La representación de la Argentina, en cabeza de la Procuración del Tesoro, a cargo de Carlos Zannini, optó por un discovery acotado estrictamente a cuestiones legales. Nada más. Hasta el fondo Burford, que abogaba por esta salida para que el juicio concluyera lo más pronto posible, había pedido que fuera más amplio, de modo de demostrar el daño sufrido por los Eskenazi a raíz de la expropiación.
De esta manera, todos parecen estar contentos: la jueza y los demandantes, que quieren un juicio corto, pero muy especialmente todos aquellos que de un modo u otro tienen algo que ver con este triste capítulo de la historia argentina. Es de esperar que con esta resignación procesal no se pierda una oportunidad de oro para conocer los entresijos de tanto ocultamiento, marchas y contramarchas impulsadas por intereses personales que lejos estaban de contemplar su impacto sobre el país.
La última medida de la jueza se conoció hace pocos días, cuando comunicó que los Eskenazi deberán presentarse el 23 del mes próximo para aclarar su posición en ese juicio, tras acceder a un reclamo del Estado argentino respecto de que todas las partes estuvieron de acuerdo en que fuera la Justicia argentina la sede de los litigios. Ese pleito puede costarle a nuestro país hasta 14.000 millones de dólares.

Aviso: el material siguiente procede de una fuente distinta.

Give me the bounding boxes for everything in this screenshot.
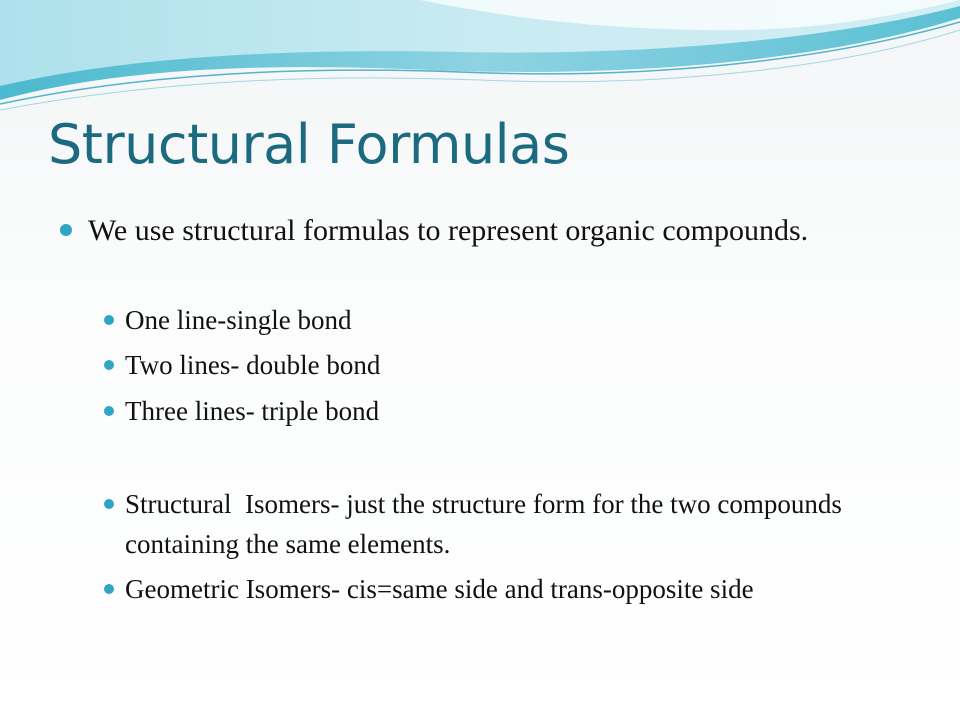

Mientras tanto, YPF retomó su saga decadente. Desde la falta de supervisión a los abogados que defienden a la empresa en Nueva York, a tal punto que recientemente asesoraron al fondo Burford en su listado en la bolsa de comercio de esa ciudad, hasta su consagración como mero apéndice de la Secretaría de Energía, al aceptar el pago de regalías por el valor del barril criollo, cuando los de mercado eran muy inferiores a ese precio, solo para beneficiar con ese grave perjuicio económico a las provincias productoras. Ni que hablar del impacto financiero que significa haber convertido a pesos la liquidez que en dólares tenía en el exterior, sin mayor beneficio aparente para la empresa.

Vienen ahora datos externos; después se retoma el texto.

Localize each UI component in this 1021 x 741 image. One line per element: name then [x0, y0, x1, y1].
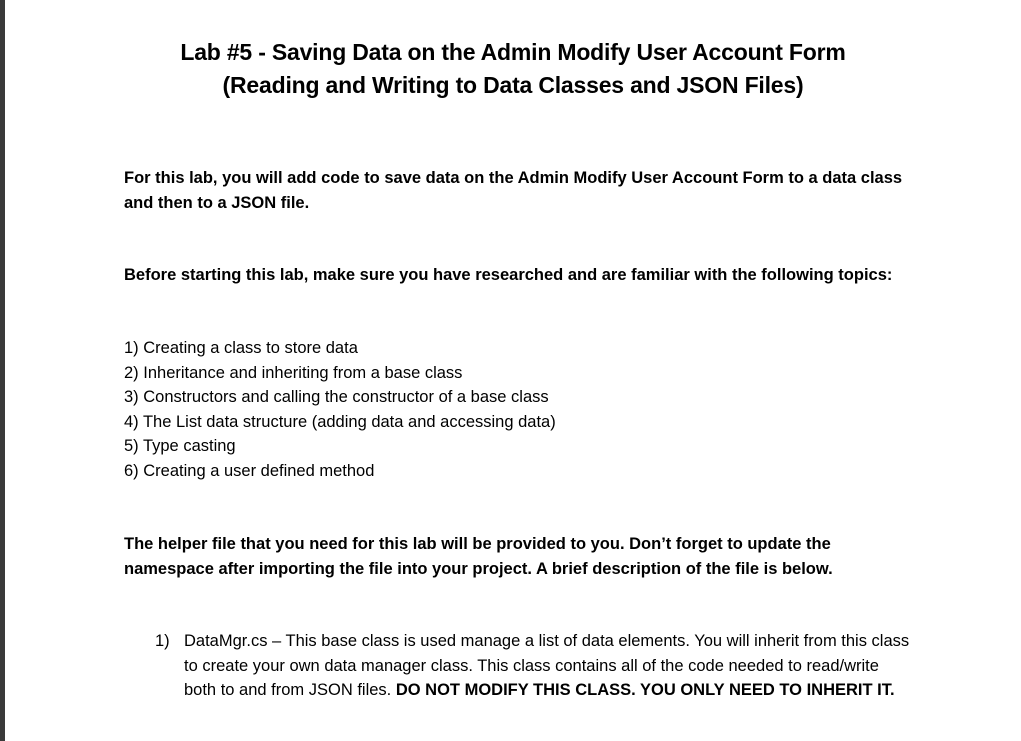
file-item	[155, 629, 915, 703]
file-item-number: 1)	[155, 632, 170, 650]
helper-file-paragraph: The helper file that you need for this lab will be provided to you. Don’t forget to update the namespace after importing the file into your project. A brief description of the file is below.	[124, 535, 833, 578]
topic-item: 5) Type casting	[124, 437, 236, 455]
document-page	[5, 0, 1021, 741]
intro-paragraph: For this lab, you will add code to save data on the Admin Modify User Account Form to a data class and then to a JSON file.	[124, 169, 903, 212]
page-title	[5, 36, 1021, 102]
file-item-description: DataMgr.cs – This base class is used manage a list of data elements. You will inherit from this class to create your own data manager class. This class contains all of the code needed to read/write both to and from JSON files.	[184, 632, 910, 699]
topic-item: 4) The List data structure (adding data and accessing data)	[124, 412, 556, 431]
topic-item: 3) Constructors and calling the constructor of a base class	[124, 388, 549, 406]
topic-item: 1) Creating a class to store data	[124, 339, 358, 357]
topic-item: 6) Creating a user defined method	[124, 461, 375, 480]
topics-list	[124, 336, 904, 483]
prerequisites-heading: Before starting this lab, make sure you have researched and are familiar with the following topics:	[124, 266, 893, 284]
title-line-2: (Reading and Writing to Data Classes and JSON Files)	[222, 72, 804, 98]
title-line-1: Lab #5 - Saving Data on the Admin Modify User Account Form	[180, 39, 846, 65]
file-item-warning: DO NOT MODIFY THIS CLASS. YOU ONLY NEED TO INHERIT IT.	[395, 681, 895, 699]
topic-item: 2) Inheritance and inheriting from a base class	[124, 363, 463, 382]
file-list	[155, 629, 915, 703]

A la cuestionable gestión actual de YPF –que por estas horas prevé tomar deuda en el mercado local para poder financiarse, con muy poca inversión prevista para el año próximo– se suman los yerros del gobierno de turno, especialmente a través de la inusual transferencia de recursos que se propone otorgar a YPF con el impuesto a la riqueza: el 25% de lo recaudado sería destinado a programas de producción de gas que desarrolle la firma Integración Energética Argentina SA (Ieasa) exclusivamente con YPF. Más allá de la inexplicable transferencia de recursos públicos a una sociedad anónima, violando el principio de igualdad y normas de defensa de la competencia, lo que no se ha considerado con tino suficiente es que se termina de consagrar a YPF como alter ego del Estado, debilitando la posición de la empresa en los juicios en el exterior, no solo el de los Eskenazi, sino en otros vinculados con reclamos ambientales, también por montos siderales.
YPF es un botón de muestra de la Argentina. Muchas veces se hacen las cosas mal, buscando el aplauso fácil e inmediato, y sin la mirada de estadista, que exige una estrategia de largo plazo en la que primen el sentido común y el interés nacional. Lejos de alzar la vista, las sucesivas administraciones solo se miran los pies, en un acotado aquí y ahora, sin preocuparse por los desaguisados que se activarán con el tiempo.
Así como no somos capaces de sostener convenientemente las políticas públicas para que trasciendan una gestión de gobierno, somos igualmente incapaces de resolver en el presente sopesando las consecuencias a futuro. ¿Para qué? Para que, si no podemos hacerlo por nosotros, lo hagamos pensando en que nuestros hijos reciban una mejor herencia. Si nos atenemos a que las consecuencias las pague el que siga, los más castigados serán siempre los propios argentinos.